In Moorpark, many students received a first-day primer on protests as their teachers greeted them carrying picket signs to draw attention to the fact that they have worked without a contract for two years and without a raise for four. About 150 of the district’s more than 200 teachers participated in Thursday’s picket, union officials said.
Teachers, who told parents and students that they were simply protesting and were not actually on strike, resumed their regular teaching duties when the school bell rang.
Union officials said the pickets were meant to let parents and students know about teachers’ frustrations with the district, and in turn put pressure on the district to draw up a contract.
Sean Baxter, 5, with a new backpack slung over his shoulders, a white baseball cap scrunched onto his head and sleep still in his eyes trudged onto the campus of Mountain Meadows Elementary for his first day of school.
His father, Scott Baxter, came along to record the moment with the family camera and to give his son some courage against the first-day-of-school jitters. Hand-in-hand they walked past teachers on the picket line.
“Dad, can I have the camera, please?” Sean asked in a raspy voice. “I want to take a picture of the teachers.”
While his son gripped the small camera with both hands and aimed at the passing line of picketers, the elder Baxter said strikes and pickets are all part of the school experience.
“Hey, I grew up in L.A. Unified,” he said. “I’m used to this.”
Baxter was sympathetic to the teachers’ demands.
“They should be paid more,” he said. “Teachers have to put up with a lot of stuff that I don’t have to deal with in my job. They should be paid more for handling those pressures.”

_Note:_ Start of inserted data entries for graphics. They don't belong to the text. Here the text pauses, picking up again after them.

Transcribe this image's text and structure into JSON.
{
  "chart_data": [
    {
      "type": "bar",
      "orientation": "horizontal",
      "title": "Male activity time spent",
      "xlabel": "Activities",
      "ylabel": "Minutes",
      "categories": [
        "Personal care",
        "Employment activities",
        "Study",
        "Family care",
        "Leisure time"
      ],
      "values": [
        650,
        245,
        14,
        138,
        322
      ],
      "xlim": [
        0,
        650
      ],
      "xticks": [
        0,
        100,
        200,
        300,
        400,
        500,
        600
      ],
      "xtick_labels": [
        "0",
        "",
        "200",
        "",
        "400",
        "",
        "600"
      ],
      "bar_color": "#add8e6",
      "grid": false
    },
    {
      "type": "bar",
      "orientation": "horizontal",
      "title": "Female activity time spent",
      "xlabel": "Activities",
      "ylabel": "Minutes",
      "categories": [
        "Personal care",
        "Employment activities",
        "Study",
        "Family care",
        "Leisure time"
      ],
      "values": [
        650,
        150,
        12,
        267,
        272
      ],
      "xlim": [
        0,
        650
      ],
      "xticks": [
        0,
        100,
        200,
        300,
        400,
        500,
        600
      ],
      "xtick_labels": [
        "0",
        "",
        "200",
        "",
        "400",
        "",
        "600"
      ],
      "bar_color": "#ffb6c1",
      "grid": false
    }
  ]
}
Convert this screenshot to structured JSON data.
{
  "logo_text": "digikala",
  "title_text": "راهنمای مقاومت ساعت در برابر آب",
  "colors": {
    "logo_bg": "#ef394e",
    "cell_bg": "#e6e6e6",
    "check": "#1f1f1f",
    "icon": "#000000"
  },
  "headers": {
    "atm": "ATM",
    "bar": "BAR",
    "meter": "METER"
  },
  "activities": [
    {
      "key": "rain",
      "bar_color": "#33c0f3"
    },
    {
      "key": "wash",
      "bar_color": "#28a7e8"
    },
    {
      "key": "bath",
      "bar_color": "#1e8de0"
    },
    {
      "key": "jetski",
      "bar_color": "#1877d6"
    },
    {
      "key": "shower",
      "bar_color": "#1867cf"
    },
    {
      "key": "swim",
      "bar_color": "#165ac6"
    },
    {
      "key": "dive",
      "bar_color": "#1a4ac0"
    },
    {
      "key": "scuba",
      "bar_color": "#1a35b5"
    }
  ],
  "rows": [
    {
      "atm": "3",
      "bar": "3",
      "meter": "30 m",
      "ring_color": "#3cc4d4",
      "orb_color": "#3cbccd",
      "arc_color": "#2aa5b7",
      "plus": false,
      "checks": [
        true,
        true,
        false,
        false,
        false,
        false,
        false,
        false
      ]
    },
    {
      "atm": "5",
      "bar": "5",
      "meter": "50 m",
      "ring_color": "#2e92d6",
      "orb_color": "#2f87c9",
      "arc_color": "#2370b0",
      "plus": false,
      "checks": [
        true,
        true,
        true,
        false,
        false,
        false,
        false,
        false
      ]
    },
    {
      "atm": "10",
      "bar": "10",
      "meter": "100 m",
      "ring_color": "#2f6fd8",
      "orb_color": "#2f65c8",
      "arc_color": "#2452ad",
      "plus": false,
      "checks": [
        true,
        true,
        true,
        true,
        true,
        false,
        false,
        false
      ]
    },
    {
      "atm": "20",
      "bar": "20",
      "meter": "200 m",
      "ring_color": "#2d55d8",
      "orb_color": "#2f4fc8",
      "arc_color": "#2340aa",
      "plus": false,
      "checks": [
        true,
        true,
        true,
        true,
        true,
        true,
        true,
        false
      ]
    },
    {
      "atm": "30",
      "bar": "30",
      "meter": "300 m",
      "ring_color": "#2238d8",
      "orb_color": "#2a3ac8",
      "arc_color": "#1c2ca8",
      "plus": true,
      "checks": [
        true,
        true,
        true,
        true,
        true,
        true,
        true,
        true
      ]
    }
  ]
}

Kindergarten teacher Laurie Varney, 29, protest sign in hand, said that during her seven years of teaching in Moorpark the relationship between the union and the district has become worse. She said she was upset that for the second year in a row the district has allowed teachers to start school without a contract.
“They won’t even sit down to negotiate with us,” she said. “They even set a date for the beginning of school without meeting with us. For whatever reason, the relationship is bad.”
Teachers were in their classrooms before the bell rang to assume their regular school duties. Despite the protest, Mountain Meadows Principal Gayle Hughes said classes started on time and without any complaints from parents.
Union President Richard Gillis said the intent of the picket was to let parents know what was going on.
“We’re fed up and we wanted to let people know it,” he said. “This is our second year without a contract. We haven’t had a raise in four years, and the district is not negotiating in good faith.”
On Wednesday the union filed an unfair labor practice lawsuit against the Moorpark Unified School District. The union is asking to sit down with the district by the end of the month to resume negotiations. They are asking for a 4% raise, but the district is facing a projected $800,000 deficit in its budget of about $24 million, making any pay increase difficult.
Gillis said he is skeptical about the district’s figures.
“I can’t comment on those numbers until we are allowed to go over the budget on our own,” he said.
Catania is a Times staff writer and Hadly is a Times correspondent.